LANGUES ÉTRANGÈRES ENSEIGNÉES DANS L'ENSEIGNEMENT SECONDAIRE

Pays

1 ère langue étrangère

%

2 ème langue étrangère

%

FRANCE

Anglais

95 %

Espagnol

34 %

ESPAGNE

Anglais

96 %

Français

23 %

ITALIE

Anglais

76 %

Français

34 %

GRÈCE

Anglais

83 %

Français

63 %

ALLEMAGNE

Anglais

94 %

Français

24 %

DANEMARK

Anglais

100 %

Allemand

76 %

LUXEMBOURG

Français

98 %

Allemand

92 %

(3) Un nouveau défi linguistique : l'élargissement à l'Est

En outre, la perspective de l'élargissement de l'Europe vers l'Est constitue un nouveau défi linguistique pour l'Union européenne et pour la France en Europe, alors même que les langues des futurs pays membres sont particulièrement négligées. L'exemple du polonais en France est éloquent, alors même qu'il s'agit de la langue d'une communauté nationale d'environ 40 millions de personnes, ainsi que d'une diaspora nombreuse, en particulier dans le Nord de la France...
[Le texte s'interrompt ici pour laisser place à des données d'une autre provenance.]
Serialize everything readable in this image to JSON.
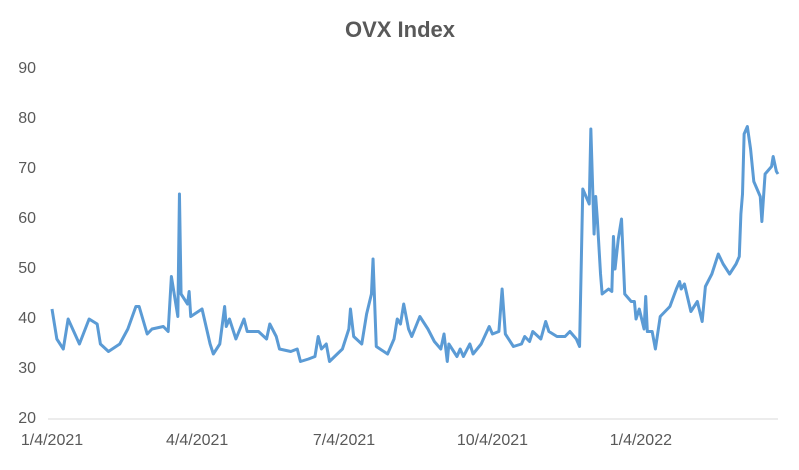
{
  "chart_data": {
    "type": "line",
    "title": "OVX Index",
    "color": "#5b9bd5",
    "x": [
      "2021-01-04",
      "2021-01-07",
      "2021-01-11",
      "2021-01-14",
      "2021-01-21",
      "2021-01-27",
      "2021-02-01",
      "2021-02-03",
      "2021-02-08",
      "2021-02-15",
      "2021-02-20",
      "2021-02-25",
      "2021-02-27",
      "2021-03-04",
      "2021-03-07",
      "2021-03-14",
      "2021-03-17",
      "2021-03-19",
      "2021-03-23",
      "2021-03-24",
      "2021-03-25",
      "2021-03-29",
      "2021-03-30",
      "2021-03-31",
      "2021-04-07",
      "2021-04-12",
      "2021-04-14",
      "2021-04-18",
      "2021-04-21",
      "2021-04-22",
      "2021-04-24",
      "2021-04-28",
      "2021-05-03",
      "2021-05-05",
      "2021-05-12",
      "2021-05-17",
      "2021-05-19",
      "2021-05-23",
      "2021-05-25",
      "2021-06-01",
      "2021-06-05",
      "2021-06-07",
      "2021-06-12",
      "2021-06-16",
      "2021-06-18",
      "2021-06-20",
      "2021-06-23",
      "2021-06-25",
      "2021-07-03",
      "2021-07-07",
      "2021-07-08",
      "2021-07-10",
      "2021-07-15",
      "2021-07-18",
      "2021-07-21",
      "2021-07-22",
      "2021-07-24",
      "2021-07-31",
      "2021-08-04",
      "2021-08-06",
      "2021-08-08",
      "2021-08-10",
      "2021-08-13",
      "2021-08-15",
      "2021-08-20",
      "2021-08-25",
      "2021-08-29",
      "2021-09-02",
      "2021-09-04",
      "2021-09-06",
      "2021-09-07",
      "2021-09-12",
      "2021-09-14",
      "2021-09-16",
      "2021-09-20",
      "2021-09-22",
      "2021-09-27",
      "2021-10-02",
      "2021-10-04",
      "2021-10-08",
      "2021-10-10",
      "2021-10-12",
      "2021-10-17",
      "2021-10-22",
      "2021-10-24",
      "2021-10-27",
      "2021-10-29",
      "2021-11-03",
      "2021-11-06",
      "2021-11-08",
      "2021-11-13",
      "2021-11-18",
      "2021-11-21",
      "2021-11-25",
      "2021-11-27",
      "2021-11-29",
      "2021-12-03",
      "2021-12-04",
      "2021-12-06",
      "2021-12-07",
      "2021-12-08",
      "2021-12-10",
      "2021-12-11",
      "2021-12-15",
      "2021-12-17",
      "2021-12-18",
      "2021-12-19",
      "2021-12-21",
      "2021-12-23",
      "2021-12-25",
      "2021-12-29",
      "2021-12-31",
      "2022-01-01",
      "2022-01-03",
      "2022-01-06",
      "2022-01-07",
      "2022-01-08",
      "2022-01-11",
      "2022-01-13",
      "2022-01-16",
      "2022-01-22",
      "2022-01-26",
      "2022-01-28",
      "2022-01-29",
      "2022-01-31",
      "2022-02-04",
      "2022-02-08",
      "2022-02-11",
      "2022-02-13",
      "2022-02-17",
      "2022-02-21",
      "2022-02-24",
      "2022-02-28",
      "2022-03-04",
      "2022-03-06",
      "2022-03-07",
      "2022-03-08",
      "2022-03-09",
      "2022-03-11",
      "2022-03-13",
      "2022-03-15",
      "2022-03-19",
      "2022-03-20",
      "2022-03-22",
      "2022-03-26",
      "2022-03-27",
      "2022-03-29",
      "2022-03-30"
    ],
    "values": [
      42,
      36,
      34,
      40,
      35,
      40,
      39,
      35,
      33.5,
      35,
      38,
      42.5,
      42.5,
      37,
      38,
      38.5,
      37.5,
      48.5,
      40.5,
      65,
      45,
      43,
      45.5,
      40.5,
      42,
      35,
      33,
      35,
      42.5,
      38.5,
      40,
      36,
      40,
      37.5,
      37.5,
      36,
      39,
      36.5,
      34,
      33.5,
      34,
      31.5,
      32,
      32.5,
      36.5,
      34,
      35,
      31.5,
      34,
      38,
      42,
      36.5,
      35,
      41,
      45,
      52,
      34.5,
      33,
      36,
      40,
      39,
      43,
      38,
      36.5,
      40.5,
      38,
      35.5,
      34,
      37,
      31.5,
      35,
      32.5,
      34,
      32.5,
      35,
      33,
      35,
      38.5,
      37,
      37.5,
      46,
      37,
      34.5,
      35,
      36.5,
      35.5,
      37.5,
      36,
      39.5,
      37.5,
      36.5,
      36.5,
      37.5,
      36,
      34.5,
      66,
      63,
      78,
      57,
      64.5,
      60,
      49,
      45,
      46,
      45.5,
      56.5,
      50,
      56,
      60,
      45,
      43.5,
      43.5,
      40,
      42,
      38,
      44.5,
      37.5,
      37.5,
      34,
      40.5,
      42.5,
      46,
      47.5,
      46,
      47,
      41.5,
      43.5,
      39.5,
      46.5,
      49,
      53,
      51,
      49,
      51,
      52.5,
      61,
      65,
      77,
      78.5,
      74,
      67.5,
      64.5,
      59.5,
      69,
      70.5,
      72.5,
      69.5,
      69
    ],
    "xlim": [
      "2021-01-04",
      "2022-03-30"
    ],
    "xticks": [
      {
        "value": "2021-01-04",
        "label": "1/4/2021"
      },
      {
        "value": "2021-04-04",
        "label": "4/4/2021"
      },
      {
        "value": "2021-07-04",
        "label": "7/4/2021"
      },
      {
        "value": "2021-10-04",
        "label": "10/4/2021"
      },
      {
        "value": "2022-01-04",
        "label": "1/4/2022"
      }
    ],
    "ylim": [
      20,
      90
    ],
    "yticks": [
      20,
      30,
      40,
      50,
      60,
      70,
      80,
      90
    ]
  }
}
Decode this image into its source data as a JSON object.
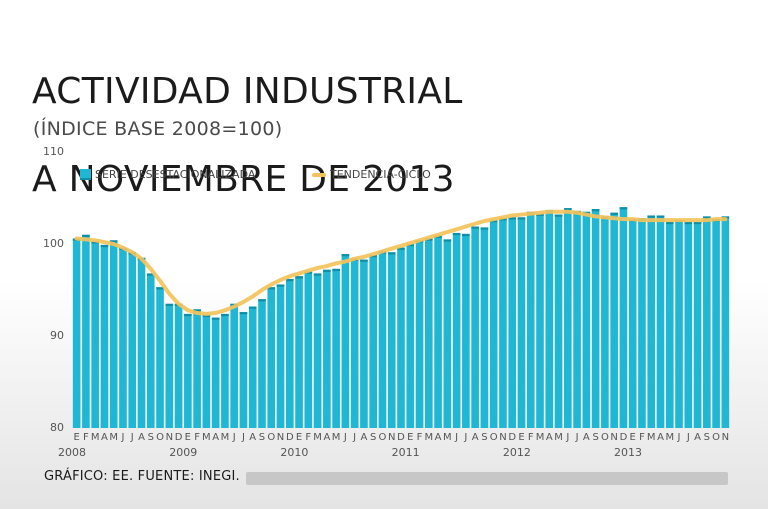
{
  "title_lines": [
    "ACTIVIDAD INDUSTRIAL",
    "A NOVIEMBRE DE 2013"
  ],
  "subtitle": "(ÍNDICE BASE 2008=100)",
  "legend": {
    "bars": "SERIE DESESTACIONALIZADA",
    "line": "TENDENCIA-CICLO"
  },
  "footer": "GRÁFICO: EE. FUENTE: INEGI.",
  "colors": {
    "bar_fill": "#1fb7d4",
    "bar_edge": "#0e8fa8",
    "trend_line": "#f3c25a"
  },
  "chart_data": {
    "type": "bar",
    "title": "ACTIVIDAD INDUSTRIAL A NOVIEMBRE DE 2013",
    "subtitle": "(ÍNDICE BASE 2008=100)",
    "ylim": [
      80,
      110
    ],
    "yticks": [
      80,
      90,
      100,
      110
    ],
    "grid": false,
    "legend_position": "top-left",
    "month_labels": [
      "E",
      "F",
      "M",
      "A",
      "M",
      "J",
      "J",
      "A",
      "S",
      "O",
      "N",
      "D",
      "E",
      "F",
      "M",
      "A",
      "M",
      "J",
      "J",
      "A",
      "S",
      "O",
      "N",
      "D",
      "E",
      "F",
      "M",
      "A",
      "M",
      "J",
      "J",
      "A",
      "S",
      "O",
      "N",
      "D",
      "E",
      "F",
      "M",
      "A",
      "M",
      "J",
      "J",
      "A",
      "S",
      "O",
      "N",
      "D",
      "E",
      "F",
      "M",
      "A",
      "M",
      "J",
      "J",
      "A",
      "S",
      "O",
      "N",
      "D",
      "E",
      "F",
      "M",
      "A",
      "M",
      "J",
      "J",
      "A",
      "S",
      "O",
      "N"
    ],
    "year_labels": [
      {
        "label": "2008",
        "index": 0
      },
      {
        "label": "2009",
        "index": 12
      },
      {
        "label": "2010",
        "index": 24
      },
      {
        "label": "2011",
        "index": 36
      },
      {
        "label": "2012",
        "index": 48
      },
      {
        "label": "2013",
        "index": 60
      }
    ],
    "series": [
      {
        "name": "SERIE DESESTACIONALIZADA",
        "kind": "bar",
        "values": [
          100.6,
          101.0,
          100.3,
          99.9,
          100.4,
          99.6,
          99.1,
          98.5,
          96.8,
          95.3,
          93.5,
          93.5,
          92.4,
          92.9,
          92.3,
          92.0,
          92.4,
          93.5,
          92.6,
          93.2,
          94.0,
          95.3,
          95.6,
          96.2,
          96.5,
          97.0,
          96.8,
          97.2,
          97.3,
          98.9,
          98.4,
          98.3,
          98.8,
          99.2,
          99.1,
          99.6,
          100.0,
          100.4,
          100.6,
          100.9,
          100.5,
          101.2,
          101.1,
          101.9,
          101.8,
          102.6,
          102.8,
          102.9,
          102.9,
          103.5,
          103.3,
          103.7,
          103.2,
          103.9,
          103.6,
          103.5,
          103.8,
          103.0,
          103.4,
          104.0,
          102.7,
          102.8,
          103.1,
          103.1,
          102.4,
          102.6,
          102.4,
          102.4,
          103.0,
          102.7,
          103.0
        ]
      },
      {
        "name": "TENDENCIA-CICLO",
        "kind": "line",
        "values": [
          100.6,
          100.5,
          100.4,
          100.2,
          100.0,
          99.6,
          99.1,
          98.4,
          97.3,
          96.0,
          94.6,
          93.5,
          92.8,
          92.5,
          92.4,
          92.5,
          92.8,
          93.2,
          93.7,
          94.3,
          95.0,
          95.6,
          96.1,
          96.5,
          96.8,
          97.1,
          97.4,
          97.6,
          97.9,
          98.1,
          98.4,
          98.6,
          98.9,
          99.2,
          99.5,
          99.8,
          100.1,
          100.4,
          100.7,
          101.0,
          101.3,
          101.6,
          101.9,
          102.2,
          102.5,
          102.7,
          102.9,
          103.1,
          103.2,
          103.3,
          103.4,
          103.5,
          103.5,
          103.5,
          103.4,
          103.2,
          103.0,
          102.9,
          102.8,
          102.7,
          102.7,
          102.6,
          102.6,
          102.6,
          102.6,
          102.6,
          102.6,
          102.6,
          102.6,
          102.7,
          102.7
        ]
      }
    ]
  }
}
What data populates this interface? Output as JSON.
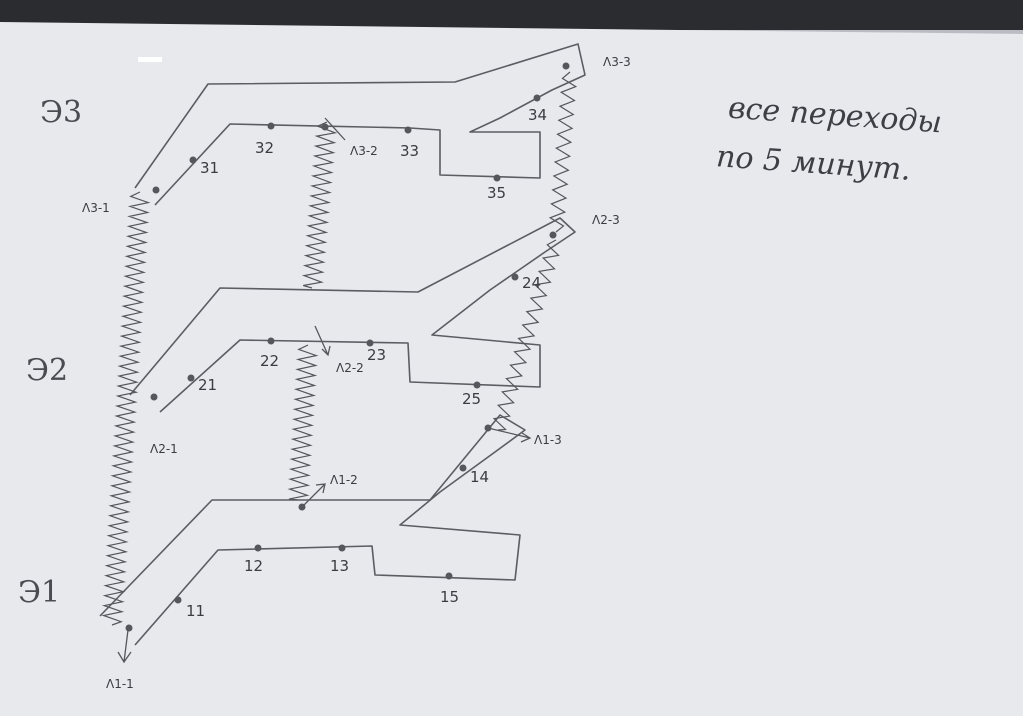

C'est pourquoi la proposition de résolution déposée en juin 2003 40 ( * ) par M. Michel Herbillon, à la suite du rapport d'information précité, recommande que « l'enseignement obligatoire de deux langues étrangères devienne la norme dans l'Union européenne élargie, tandis que l'apprentissage des nouvelles langues de l'Union devrait être favorisé dans les systèmes éducatifs européens ».

Il importe non seulement de promouvoir l'enseignement des langues des pays de l'Est, polonais, tchèque, hongrois, mais aussi du russe, en tant que futur pays voisin.... En effet, si la diffusion de cette langue tend à se réduire fortement dans les établissements des pays d'Europe centrale, depuis la chute du communisme, son enseignement concerne encore près de la moitié des élèves dans les pays baltes et le quart en Pologne.

Cette forme de « reconnaissance linguistique » est un premier pas pour marquer et faciliter l'intégration des nouveaux États membres dans l'Union et favoriser les rapprochements avec ces pays et leurs peuples, qui représentent des perspectives nouvelles tant en termes de débouchés économiques que de relations politiques et culturelles.

* 38 Recommandation 1383 du Conseil de l'Europe.

* 39 « Les langues dans l'Union élargie : pour une Europe en VO », n° 902, Juin 2003.

* 40 Proposition de résolution n°907, Diversité linguistique dans l'Union européenne, commission des affaires culturelles de l'AN, M. Michel Herbillon.